An international seminar in Costa Rica on Friday, September 5th, will focus on the economic contribution of marine and coastal ecosystem services to the regional economy. Key stakeholders from government, academic institutions, national and international organisations will demonstrate the importance of marine and coastal ecosystems and look at implications for decision making.
The seminar is being hosted by Sinac, Cedarena, Biomarcc-Sinac-GIZ, the International Institute for Environment and Development (IIED) and UK aid on 5 September 2014
In Costa Rica, the economic value of tuna fishing in the Seamounts Marine Management Area (AMMMS) in the Pacific coast region is around $6.7 million a year, according to the study International Valuation of Marine and Coastal Ecosystem Services: Contributions to the Regional Economy and Implications for Decision Making.

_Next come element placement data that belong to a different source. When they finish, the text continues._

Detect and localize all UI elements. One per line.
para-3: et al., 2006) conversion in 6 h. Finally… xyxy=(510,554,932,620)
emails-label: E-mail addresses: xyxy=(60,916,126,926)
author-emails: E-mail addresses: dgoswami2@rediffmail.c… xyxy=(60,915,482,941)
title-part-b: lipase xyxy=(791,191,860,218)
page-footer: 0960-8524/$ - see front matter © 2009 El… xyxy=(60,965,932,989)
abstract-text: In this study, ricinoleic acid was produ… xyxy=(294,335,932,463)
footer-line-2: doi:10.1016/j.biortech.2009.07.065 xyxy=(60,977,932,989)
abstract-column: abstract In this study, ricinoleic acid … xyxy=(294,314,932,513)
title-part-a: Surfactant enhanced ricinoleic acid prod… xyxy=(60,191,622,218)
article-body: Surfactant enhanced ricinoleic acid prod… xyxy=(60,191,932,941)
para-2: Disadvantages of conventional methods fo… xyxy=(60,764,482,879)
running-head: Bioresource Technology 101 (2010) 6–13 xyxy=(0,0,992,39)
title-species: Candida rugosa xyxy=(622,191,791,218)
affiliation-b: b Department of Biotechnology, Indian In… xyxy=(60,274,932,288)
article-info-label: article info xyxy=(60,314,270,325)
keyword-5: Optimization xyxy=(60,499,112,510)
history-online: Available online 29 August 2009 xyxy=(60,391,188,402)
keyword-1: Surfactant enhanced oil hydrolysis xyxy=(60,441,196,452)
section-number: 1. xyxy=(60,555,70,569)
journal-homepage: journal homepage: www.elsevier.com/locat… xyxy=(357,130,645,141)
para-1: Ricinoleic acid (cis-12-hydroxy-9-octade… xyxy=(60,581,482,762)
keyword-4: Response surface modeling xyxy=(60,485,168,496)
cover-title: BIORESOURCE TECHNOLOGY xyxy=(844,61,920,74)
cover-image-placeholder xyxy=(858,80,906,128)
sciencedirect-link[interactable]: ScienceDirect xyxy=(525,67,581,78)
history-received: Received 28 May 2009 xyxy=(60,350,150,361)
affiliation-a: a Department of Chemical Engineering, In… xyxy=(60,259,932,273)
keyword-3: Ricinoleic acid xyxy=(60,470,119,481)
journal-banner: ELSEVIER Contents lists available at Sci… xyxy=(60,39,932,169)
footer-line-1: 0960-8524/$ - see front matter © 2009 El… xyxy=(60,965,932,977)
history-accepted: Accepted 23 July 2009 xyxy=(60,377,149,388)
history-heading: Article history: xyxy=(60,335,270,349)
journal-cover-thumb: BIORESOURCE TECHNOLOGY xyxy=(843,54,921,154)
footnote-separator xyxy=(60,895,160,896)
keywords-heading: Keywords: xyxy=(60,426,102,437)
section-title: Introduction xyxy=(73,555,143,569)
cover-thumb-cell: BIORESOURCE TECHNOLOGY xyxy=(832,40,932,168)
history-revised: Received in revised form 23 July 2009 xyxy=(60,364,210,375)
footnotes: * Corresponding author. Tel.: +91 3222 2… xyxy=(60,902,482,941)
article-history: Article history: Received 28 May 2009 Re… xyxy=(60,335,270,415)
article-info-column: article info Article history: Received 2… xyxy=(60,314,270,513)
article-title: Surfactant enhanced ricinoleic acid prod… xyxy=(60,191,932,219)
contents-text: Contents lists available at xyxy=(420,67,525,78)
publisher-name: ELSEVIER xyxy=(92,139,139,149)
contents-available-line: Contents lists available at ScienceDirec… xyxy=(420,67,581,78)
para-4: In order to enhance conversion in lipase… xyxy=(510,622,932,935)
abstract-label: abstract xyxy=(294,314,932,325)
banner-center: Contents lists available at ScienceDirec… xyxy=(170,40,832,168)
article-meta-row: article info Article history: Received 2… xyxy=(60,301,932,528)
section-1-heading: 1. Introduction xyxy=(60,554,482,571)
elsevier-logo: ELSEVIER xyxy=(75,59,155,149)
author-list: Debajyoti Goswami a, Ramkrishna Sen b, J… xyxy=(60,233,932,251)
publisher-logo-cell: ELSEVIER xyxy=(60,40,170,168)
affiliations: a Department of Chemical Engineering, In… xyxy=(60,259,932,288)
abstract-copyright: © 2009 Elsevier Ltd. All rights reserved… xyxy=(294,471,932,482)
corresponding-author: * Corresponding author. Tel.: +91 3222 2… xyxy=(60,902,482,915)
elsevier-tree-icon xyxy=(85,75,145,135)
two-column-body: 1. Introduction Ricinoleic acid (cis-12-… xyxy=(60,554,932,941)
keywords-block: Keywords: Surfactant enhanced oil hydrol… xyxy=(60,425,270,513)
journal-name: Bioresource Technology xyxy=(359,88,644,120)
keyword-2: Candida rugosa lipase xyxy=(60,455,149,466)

This study was carried out in 2013 by the Center for Environmental Law and Natural Resources (Cedarena) for the National System of Conservation Areas (Sinac-Minae).

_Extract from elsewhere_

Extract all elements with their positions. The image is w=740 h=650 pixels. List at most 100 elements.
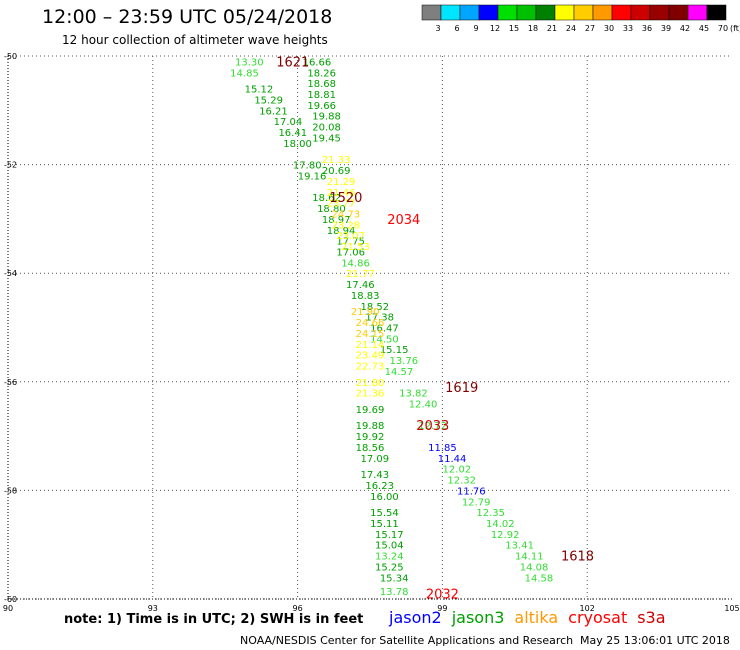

Fishing and carbon sequestration are two of the 15 ecosystem services (ES) associated with seas and oceans, according to the Millennium Ecosystem Assessment by the Global Ocean Commission for 2014.
In the case of carbon sequestration, the Global Ocean Commission estimates its global economic value ranges between US$74 billion and US$222 billion per year, which underlines not only its economic benefit but also shows its essential role in efforts to mitigate and adapt to climate change.
"Despite the significant benefits provided by ecosystem services, such as nutrient recycling, regulation of natural hazards, flood protection, recreation, fishing and carbon sequestration, these ecosystems are being degraded and exploited at an alarming rate,” says IIED researcher Essam Yassin Mohammed.
Marine and coastal ecosystems are a vital economic resource and their health and sustainability depend on good governance, sound environmental policies and effective management.
However, in many countries, including Costa Rica, policies have focused primarily on terrestrial ecosystems and have overlooked marine ecosystems and their links to terrestrial ecosystems.
Rolando Castro, executive director of Cedarena, says: "We have organised the International seminar on marine and coastal ecosystem services: contributions to regional economy and implications in decision making to generate discussion on how marine ecosystem services contribute to the economy and the importance of good governance."
The seminar will be held on Friday, 5 September 2014 in the Radisson Hotel in San José, Costa Rica. It will bring together key stakeholders from civil society, international organisations, the Costa Rican government and academics, among others, and is organised by Sinac, Cedarena and IIED, along with the Biomarcc-Sinac-GIZ Project and the support of UK aid. The event will start at 8am and will end at 5pm.
"National and international speakers will present participants with case studies that demonstrate the value of marine and coastal ecosystem services for the national economy," says Patricia Ruiz of the Biomarcc-Sinac-GIZ Project.
"The event organisers will aim to identify proposals, policies, instruments, and compensation mechanisms to enable public-private alliances to support the sustainability of ecosystem services in coastal and marine areas."
The International Institute for Environment and Development (IIED) is an independent, non-profit research institute. Set up in 1971 and based in London, IIED provides expertise and leadership in researching and achieving sustainable development (see: www.iied.org).